Another source of confusion seems to be the oft-repeated statement that in a way the entire Eucharistic Prayer is somehow consecratory and that this is not limited to the essential words of the sacramental rite “This is my body” and “This is (the cup of) my blood.”
It is suggested that this thesis is proved by the fact that the Catholic Church recognizes the validity of certain ancient eucharistic prayers, such as that of Addai and Mari, still in use in some Middle Eastern churches, which does not contain an explicit formula of consecration.
Here we touch upon some very difficult questions regarding the power of the Church to determine the essential elements of the sacraments, questions which are in some cases not yet fully resolved.

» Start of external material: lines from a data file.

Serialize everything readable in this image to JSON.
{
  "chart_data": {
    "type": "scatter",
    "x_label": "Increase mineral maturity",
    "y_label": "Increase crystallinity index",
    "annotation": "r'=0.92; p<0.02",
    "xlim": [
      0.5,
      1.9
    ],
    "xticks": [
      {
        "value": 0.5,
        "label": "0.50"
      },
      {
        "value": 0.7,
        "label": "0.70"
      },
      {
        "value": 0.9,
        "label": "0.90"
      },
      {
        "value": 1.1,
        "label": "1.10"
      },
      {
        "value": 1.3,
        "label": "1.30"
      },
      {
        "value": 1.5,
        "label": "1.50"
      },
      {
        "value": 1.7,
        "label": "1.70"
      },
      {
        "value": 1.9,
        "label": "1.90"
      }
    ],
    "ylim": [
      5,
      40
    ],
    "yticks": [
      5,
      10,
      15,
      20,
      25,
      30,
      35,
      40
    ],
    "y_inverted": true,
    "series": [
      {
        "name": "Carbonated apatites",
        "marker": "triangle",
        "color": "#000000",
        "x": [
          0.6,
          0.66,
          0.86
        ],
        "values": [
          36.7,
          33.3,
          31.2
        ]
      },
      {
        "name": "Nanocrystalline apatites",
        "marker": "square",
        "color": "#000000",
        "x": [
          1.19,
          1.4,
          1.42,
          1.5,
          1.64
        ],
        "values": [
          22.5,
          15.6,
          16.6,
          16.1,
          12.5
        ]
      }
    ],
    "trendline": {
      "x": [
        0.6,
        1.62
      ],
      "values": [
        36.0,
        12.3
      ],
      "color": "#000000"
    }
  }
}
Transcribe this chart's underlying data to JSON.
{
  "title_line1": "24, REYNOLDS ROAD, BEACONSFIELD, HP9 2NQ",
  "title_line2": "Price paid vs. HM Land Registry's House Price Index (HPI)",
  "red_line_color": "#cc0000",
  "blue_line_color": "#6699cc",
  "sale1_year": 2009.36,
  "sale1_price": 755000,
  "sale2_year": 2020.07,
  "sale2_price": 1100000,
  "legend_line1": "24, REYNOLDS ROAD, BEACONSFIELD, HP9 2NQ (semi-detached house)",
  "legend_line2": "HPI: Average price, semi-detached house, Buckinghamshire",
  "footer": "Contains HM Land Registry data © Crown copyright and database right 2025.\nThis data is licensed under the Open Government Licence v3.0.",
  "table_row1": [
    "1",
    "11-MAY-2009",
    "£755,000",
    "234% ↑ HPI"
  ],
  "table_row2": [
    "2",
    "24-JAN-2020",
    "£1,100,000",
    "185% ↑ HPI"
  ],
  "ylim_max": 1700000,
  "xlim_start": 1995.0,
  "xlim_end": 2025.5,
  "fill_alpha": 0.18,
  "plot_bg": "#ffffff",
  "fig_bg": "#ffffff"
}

From the point of view of settled Catholic doctrine, if by consecration we mean the moments in which the bread ceases to be bread and the wine ceases to be wine and becomes the body/blood, soul and divinity of Christ, then these moments are the words: “This is my body” and “This is (the cup of) my blood” (see the Catechism, Nos. 1353, 1376 and 1377).
This idea does not contradict the concept that the entire Eucharistic Prayer is somehow consecratory. But we asking a different question which goes beyond the sacramental Real Presence and involves the full richness of the eucharistic mystery taken in its entirety as memorial, sacrifice, thanksgiving, mediation, communion, etc.
Once more the Catechism enlightens us as it deals with the institution narrative within the context of the entire Eucharistic Prayer and indeed of the celebration as a whole (Nos. 1348-1355).
The idea of the Eucharistic Prayer as consecratory is also an important element in some disputed questions such as if it is possible for a priest to consecrate using just the essential words outside the context of the Mass. Some theologians provide solid and persuasive arguments against this possibility, but the question has not been definitively settled by the Church.
While the Church has defined what is essential for the consecration in her own rites she does not thereby declare that this is the only possibility. And thus she has recognized the validity of those very rare exceptions of ancient eucharistic prayers that consecrate in another way and in which it is not possible to determine a precise moment.
On a less theological plane a correspondent from Los Angeles sent me a reply on ringing bells from the Secretariat for Liturgy of the U.S. bishops’ conference asking if this response should be considered more “official” than mine:
“The ringing of bells during the eucharistic prayer is no longer required by the General Instruction of the Roman Missal. In a day when the people could neither see nor hear what the priest was doing, bells provided a ‘signal’ that something important was about to happen. This need is no longer present. The Order of Mass shows a keen appreciation for the eucharistic prayer as the one ‘great prayer’ of priest and people. It is indeed the entire eucharistic prayer which is consecratory. In order to foster an appreciation of this seamless character of the eucharistic prayer, the ringing of bells is optional.”
Almost any reply to liturgical questions could be considered more official than mine as I make no pretensions to authority beyond that of the official documents I cite.
Regarding the above reply I think that there is a difference of emphasis, perhaps conditioned by the way in which the original question was framed. Thus whoever replied on behalf of the secretariat emphasized the non-obligatory character of ringing a bell during the consecration; I stressed the fact that it was still permitted.
Whether omitting the bell for the institution narrative fosters an appreciation
of the seamless character of the Eucharistic Prayer is a debatable point. From a pastoral standpoint it could aid in strengthening faith in the Real Presence which several surveys have shown to be in jeopardy among many Catholics.
Certainly, as stated above, the eucharistic mystery is far greater than the Real Presence, but if this aspect is undermined it is futile to hope to foster the others.